The soldiers joined him as he left the trench, jostling to keep close to him as if he were a shield against missiles. They sat around him in the shade. Just thirty-five minutes later three bombs fell on the trench. It wasn’t the only time. Christ’s premonitions saved many soldiers. In Daniel’s company the war played out like the plot of a cartoon film. In the blink of an eye, reality lost cohesion. It fell apart and you started to hallucinate. What could one make, for example, of the way a constant itching in Daniel’s crotch foretold that an American helicopter would crash on the headquarters building? Is it credible that three successive sneezes from Daniel could foretell a devastating rocket attack? They fired them at us from the sea. We soldiers were like sheep, fighting comic book wars.
I heard many rumours that reports on Christ had been submitted to the Supreme Command. But the chaos of those days and the defeat of our army, which was crushed like flies, prevented the authorities paying any attention. There were many stories about the president’s interest in magicians, the occult and people with prodigious powers. They claim it was at his suggestion that so many books on parapsychology were unexpectedly translated in Iraq in the eighties, because he had heard that the advanced countries were developing telepathic techniques and using them for espionage. The president thought that science and the occult were one and the same, they just used different methods to reveal the same secrets. Christ was not boastful about his premonitory powers and did not consider them unusual. He used to tell stories from history about mankind’s ability to foretell the future. I came to the conclusion that Daniel’s melancholia made it impossible for him to take pleasure in the talent he possessed. Even his interest in radar did not bring him pleasure. His ideas about happiness were mysterious. I understood from him that he was frightened by some inner gloom. He thought his talent was just another sign of how impotent and insignificant we are in this mysterious world. He told me that at an early age he read a story by an Iraqi writer whose personality was simultaneously sarcastic and fearful. The hero in the story was swallowed by a shark after a fierce battle in the imaginary river of time. The hero sits trapped in the darkness there and thinks alone: ‘How can I reconcile my private life with my awareness that a world is collapsing in front of my eyes?’3 ‘That’s a question that has weighed on my life. It has kept me awake like an open wound,’ said Christ.
When we woke up the next day the American forces had reached the outskirts of Baghdad. A few hours later they brought down the statue of the dictator. It was a surreal shock.

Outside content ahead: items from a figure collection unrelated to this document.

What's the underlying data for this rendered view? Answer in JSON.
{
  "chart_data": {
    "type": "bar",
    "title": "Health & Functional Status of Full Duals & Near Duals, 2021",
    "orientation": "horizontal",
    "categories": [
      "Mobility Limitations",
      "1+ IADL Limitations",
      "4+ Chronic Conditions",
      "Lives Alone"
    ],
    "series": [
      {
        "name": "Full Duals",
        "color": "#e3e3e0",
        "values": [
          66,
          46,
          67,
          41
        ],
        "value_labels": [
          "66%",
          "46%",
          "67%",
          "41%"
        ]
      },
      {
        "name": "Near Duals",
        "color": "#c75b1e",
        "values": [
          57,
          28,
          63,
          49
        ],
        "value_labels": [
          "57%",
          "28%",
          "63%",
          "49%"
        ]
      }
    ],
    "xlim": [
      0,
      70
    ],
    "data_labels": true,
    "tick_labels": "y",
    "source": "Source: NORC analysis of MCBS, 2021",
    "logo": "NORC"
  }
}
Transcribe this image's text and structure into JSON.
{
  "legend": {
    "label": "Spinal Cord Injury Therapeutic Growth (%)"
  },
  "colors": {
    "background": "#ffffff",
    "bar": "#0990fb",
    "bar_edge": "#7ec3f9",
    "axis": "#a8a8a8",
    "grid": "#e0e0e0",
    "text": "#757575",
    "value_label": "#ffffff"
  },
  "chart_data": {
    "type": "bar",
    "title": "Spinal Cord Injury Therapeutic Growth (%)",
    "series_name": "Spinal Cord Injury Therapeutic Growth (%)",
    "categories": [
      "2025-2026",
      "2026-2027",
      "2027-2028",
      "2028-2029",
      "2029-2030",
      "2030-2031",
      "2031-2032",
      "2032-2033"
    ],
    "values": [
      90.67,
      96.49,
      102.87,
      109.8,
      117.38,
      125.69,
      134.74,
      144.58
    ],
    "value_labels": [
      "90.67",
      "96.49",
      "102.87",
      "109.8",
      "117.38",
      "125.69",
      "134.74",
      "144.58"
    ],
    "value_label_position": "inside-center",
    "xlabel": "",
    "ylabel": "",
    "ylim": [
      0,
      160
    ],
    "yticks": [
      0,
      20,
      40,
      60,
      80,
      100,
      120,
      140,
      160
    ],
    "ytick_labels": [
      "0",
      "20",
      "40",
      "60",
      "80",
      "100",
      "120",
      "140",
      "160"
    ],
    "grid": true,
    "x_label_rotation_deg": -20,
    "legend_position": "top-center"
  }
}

We put on civilian clothes and went back to our families. It was just another war of the blind in which no one in our squadron fired a single shot. After it was all over, I met Daniel several times. He had gone back to live with his elderly mother. When chaos broke out in the country, I visited him in their house in Baghdad. I wanted to speak to him about going back to the army. He said he had hated the dictator but he would not contribute to an army under the auspices of the occupier. After that I didn’t meet him again. I myself returned to the army, and Daniel went back to looking after his mother. He had two sisters who had migrated to Canada years before and his other relatives had left the country one by one, driven away by wars and the madness of sectarian fanaticism. Of his large family, only his mother remained. I found out that Daniel spent most of his time at home reading novels and encyclopaedias, following the news and caring for his mother, who had lost her hearing, her sight and her memory. Old age isolated her from the world. The old woman was incontinent. Christ would change her nappies every few hours. His mother’s death would sever the thread that tied him to the place. He didn’t plan to emigrate. In a long letter, his older sister implored him to leave the country, but Christ was as stubborn as his mother. Both of them rejected the devil’s temptation — to abandon their lost paradise.